2014; Public Library of Science; Volume: 8; Issue: 6 Linguagem: Inglês

10.1371/journal.pntd.0002949

1935-2735

Luiza F Andrade, Marina de Moraes Mourão, Juliana Assis Geraldo, Fernanda Sales Coelho, Larissa Lopes Silva, Renata Heisler Neves, Ângela C. Volpini, José Roberto Machado-Silva, Neusa Araújo, Rafael Nacif-Pimenta, Conor R. Caffrey, Guilherme Oliveira,

Parasite Biology and Host Interactions

Background Protein kinases are proven targets for drug development with an increasing number of eukaryotic Protein Kinase (ePK) inhibitors now approved as drugs. Mitogen-activated protein kinase (MAPK) family members connect cell-surface receptors to regulatory targets within cells and influence a number of tissue-specific biological activities such as cell proliferation, differentiation and survival.
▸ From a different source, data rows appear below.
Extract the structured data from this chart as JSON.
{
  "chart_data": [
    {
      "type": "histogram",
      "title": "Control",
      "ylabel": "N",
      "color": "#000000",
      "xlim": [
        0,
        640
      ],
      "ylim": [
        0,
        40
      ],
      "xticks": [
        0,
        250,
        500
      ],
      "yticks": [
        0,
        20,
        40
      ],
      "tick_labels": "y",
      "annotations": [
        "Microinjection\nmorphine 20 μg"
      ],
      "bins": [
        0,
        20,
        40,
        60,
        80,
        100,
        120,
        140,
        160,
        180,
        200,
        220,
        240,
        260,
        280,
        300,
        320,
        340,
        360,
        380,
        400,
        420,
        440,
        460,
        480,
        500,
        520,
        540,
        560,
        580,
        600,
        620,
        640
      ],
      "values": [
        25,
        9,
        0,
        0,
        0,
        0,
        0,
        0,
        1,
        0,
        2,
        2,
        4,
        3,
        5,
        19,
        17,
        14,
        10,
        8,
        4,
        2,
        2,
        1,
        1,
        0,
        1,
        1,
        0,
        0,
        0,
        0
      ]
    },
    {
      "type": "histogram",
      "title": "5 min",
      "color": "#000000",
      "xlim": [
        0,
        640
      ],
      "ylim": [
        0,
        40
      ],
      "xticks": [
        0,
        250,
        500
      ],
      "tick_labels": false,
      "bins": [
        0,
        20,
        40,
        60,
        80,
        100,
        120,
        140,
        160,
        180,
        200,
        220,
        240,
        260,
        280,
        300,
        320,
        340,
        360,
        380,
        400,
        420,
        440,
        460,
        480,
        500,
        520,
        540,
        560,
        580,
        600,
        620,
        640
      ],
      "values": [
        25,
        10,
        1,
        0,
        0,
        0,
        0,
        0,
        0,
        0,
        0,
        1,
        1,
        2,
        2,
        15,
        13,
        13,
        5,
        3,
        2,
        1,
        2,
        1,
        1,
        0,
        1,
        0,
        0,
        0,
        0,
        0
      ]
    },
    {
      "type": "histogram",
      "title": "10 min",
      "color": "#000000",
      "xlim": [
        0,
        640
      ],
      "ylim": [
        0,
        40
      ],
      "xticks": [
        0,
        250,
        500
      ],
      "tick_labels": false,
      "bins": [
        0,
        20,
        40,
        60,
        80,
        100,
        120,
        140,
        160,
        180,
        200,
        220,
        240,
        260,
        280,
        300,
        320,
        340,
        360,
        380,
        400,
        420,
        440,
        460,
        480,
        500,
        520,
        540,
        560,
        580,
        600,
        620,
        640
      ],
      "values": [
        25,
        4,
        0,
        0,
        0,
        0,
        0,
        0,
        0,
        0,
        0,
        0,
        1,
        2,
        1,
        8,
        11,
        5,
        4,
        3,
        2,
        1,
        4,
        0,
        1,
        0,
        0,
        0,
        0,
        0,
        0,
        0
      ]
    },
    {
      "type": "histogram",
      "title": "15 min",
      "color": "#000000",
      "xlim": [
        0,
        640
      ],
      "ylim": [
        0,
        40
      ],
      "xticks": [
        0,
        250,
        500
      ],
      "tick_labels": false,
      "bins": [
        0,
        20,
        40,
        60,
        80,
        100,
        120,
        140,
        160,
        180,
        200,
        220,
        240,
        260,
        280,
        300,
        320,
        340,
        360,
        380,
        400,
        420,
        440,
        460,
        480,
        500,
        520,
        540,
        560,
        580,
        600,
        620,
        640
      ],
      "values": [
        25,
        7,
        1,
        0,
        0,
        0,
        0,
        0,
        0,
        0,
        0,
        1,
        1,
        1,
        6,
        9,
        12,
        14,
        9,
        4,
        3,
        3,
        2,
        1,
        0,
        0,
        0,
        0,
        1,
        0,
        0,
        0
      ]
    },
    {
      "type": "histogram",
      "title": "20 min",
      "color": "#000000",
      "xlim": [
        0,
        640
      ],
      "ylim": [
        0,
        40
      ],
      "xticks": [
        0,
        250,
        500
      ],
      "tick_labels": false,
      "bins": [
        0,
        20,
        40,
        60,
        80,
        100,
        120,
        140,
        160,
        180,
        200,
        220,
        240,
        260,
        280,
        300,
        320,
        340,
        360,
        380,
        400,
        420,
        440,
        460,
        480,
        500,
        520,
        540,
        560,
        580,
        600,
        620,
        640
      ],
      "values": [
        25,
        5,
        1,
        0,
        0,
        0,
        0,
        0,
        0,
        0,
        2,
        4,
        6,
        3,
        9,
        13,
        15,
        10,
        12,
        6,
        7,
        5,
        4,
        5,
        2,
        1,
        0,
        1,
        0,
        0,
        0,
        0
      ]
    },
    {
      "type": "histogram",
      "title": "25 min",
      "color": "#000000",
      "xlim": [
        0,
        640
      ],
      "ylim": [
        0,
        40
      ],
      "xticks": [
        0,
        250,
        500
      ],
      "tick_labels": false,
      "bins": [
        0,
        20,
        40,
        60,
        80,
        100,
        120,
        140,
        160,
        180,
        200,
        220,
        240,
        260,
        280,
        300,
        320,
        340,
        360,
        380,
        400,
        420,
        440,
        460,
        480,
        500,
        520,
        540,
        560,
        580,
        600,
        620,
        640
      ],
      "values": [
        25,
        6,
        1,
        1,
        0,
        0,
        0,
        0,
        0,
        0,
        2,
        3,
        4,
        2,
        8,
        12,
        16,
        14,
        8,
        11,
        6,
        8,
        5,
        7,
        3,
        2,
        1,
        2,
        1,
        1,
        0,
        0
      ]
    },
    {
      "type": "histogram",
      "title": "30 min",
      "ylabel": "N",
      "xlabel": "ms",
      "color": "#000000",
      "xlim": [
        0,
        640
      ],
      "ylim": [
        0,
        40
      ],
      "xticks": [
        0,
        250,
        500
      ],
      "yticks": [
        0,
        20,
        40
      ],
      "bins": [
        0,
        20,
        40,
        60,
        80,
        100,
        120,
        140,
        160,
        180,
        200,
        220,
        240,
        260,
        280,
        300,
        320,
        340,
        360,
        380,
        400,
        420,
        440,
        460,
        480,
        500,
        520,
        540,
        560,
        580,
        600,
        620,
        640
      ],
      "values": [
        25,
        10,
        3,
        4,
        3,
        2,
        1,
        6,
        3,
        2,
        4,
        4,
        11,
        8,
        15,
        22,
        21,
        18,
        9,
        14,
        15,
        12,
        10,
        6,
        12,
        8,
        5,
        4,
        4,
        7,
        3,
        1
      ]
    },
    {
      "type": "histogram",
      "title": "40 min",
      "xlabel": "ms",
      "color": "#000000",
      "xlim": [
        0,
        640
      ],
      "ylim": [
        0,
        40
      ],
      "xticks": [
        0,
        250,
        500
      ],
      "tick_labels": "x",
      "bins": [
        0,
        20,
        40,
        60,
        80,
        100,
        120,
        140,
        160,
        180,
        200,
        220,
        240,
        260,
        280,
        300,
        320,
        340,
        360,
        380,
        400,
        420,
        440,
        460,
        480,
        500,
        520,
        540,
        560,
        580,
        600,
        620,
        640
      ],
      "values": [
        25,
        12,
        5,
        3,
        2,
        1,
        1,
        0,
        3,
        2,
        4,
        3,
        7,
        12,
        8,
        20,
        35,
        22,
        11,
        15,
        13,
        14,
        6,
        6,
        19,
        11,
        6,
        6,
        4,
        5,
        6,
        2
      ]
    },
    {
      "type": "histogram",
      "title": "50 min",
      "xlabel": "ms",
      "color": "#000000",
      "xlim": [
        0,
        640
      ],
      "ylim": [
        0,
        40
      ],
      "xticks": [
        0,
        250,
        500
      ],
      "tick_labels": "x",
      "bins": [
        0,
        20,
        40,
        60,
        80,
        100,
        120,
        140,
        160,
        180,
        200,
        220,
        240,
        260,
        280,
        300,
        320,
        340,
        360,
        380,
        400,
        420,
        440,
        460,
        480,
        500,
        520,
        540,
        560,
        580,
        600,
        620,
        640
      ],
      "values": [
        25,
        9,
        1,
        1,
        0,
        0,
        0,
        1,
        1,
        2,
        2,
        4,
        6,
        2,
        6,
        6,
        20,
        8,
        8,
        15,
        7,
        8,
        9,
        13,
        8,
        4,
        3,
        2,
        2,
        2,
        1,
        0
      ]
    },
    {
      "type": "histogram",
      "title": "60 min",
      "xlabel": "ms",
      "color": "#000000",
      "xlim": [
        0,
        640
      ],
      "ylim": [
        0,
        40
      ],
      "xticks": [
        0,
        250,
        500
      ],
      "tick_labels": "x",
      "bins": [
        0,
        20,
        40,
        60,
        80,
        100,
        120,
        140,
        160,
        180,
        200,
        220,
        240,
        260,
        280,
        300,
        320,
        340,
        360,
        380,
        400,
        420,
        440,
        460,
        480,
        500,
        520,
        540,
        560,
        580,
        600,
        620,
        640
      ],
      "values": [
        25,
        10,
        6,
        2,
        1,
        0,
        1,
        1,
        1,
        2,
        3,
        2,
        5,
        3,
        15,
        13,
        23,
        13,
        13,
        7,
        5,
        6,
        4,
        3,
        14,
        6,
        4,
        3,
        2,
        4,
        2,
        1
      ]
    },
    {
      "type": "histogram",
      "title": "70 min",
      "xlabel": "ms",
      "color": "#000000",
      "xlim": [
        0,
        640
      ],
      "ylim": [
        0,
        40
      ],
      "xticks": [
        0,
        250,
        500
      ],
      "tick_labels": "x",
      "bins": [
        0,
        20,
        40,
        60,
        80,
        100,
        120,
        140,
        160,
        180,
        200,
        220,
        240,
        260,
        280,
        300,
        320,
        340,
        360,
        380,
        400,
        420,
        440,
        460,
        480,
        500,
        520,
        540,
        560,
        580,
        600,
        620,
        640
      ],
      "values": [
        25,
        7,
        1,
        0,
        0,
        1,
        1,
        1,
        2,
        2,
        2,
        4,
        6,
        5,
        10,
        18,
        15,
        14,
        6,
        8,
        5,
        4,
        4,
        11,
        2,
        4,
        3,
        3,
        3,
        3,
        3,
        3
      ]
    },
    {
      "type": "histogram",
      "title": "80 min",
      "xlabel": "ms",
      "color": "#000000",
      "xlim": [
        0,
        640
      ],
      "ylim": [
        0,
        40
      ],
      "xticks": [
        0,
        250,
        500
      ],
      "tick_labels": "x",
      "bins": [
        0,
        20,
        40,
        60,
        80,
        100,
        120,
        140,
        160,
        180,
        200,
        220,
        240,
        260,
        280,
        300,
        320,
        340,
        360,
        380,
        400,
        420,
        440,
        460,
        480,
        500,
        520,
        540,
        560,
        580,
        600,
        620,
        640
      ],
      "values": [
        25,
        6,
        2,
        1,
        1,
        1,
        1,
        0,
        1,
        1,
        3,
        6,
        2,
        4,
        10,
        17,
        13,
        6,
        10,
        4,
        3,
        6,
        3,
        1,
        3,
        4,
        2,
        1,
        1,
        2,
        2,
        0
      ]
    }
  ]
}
However, the contributions of members of the MAPK pathway to schistosome development and survival are unclear. Methodology/Principal Findings We employed RNA interference (RNAi) to elucidate the functional roles of five S. mansoni genes (SmCaMK2, SmJNK, SmERK1, SmERK2 and SmRas) involved in MAPK signaling pathway. Mice were injected with post-infective larvae (schistosomula) subsequent to RNAi and the development of adult worms observed. The data demonstrate that SmJNK participates in parasite maturation and survival of the parasites, whereas SmERK are involved in egg production as infected mice had significantly lower egg burdens with female worms presenting underdeveloped ovaries. Furthermore, it was shown that the c-fos transcription factor was overexpressed in parasites submitted to RNAi of SmERK1, SmJNK and SmCaMK2 indicating its putative involvement in gene regulation in this parasite's MAPK signaling cascade. Conclusions We conclude that MAPKs proteins play important roles in the parasite in vivo survival, being essential for normal development and successful survival and reproduction of the schistosome parasite. Moreover SmERK and SmJNK are potential targets for drug development.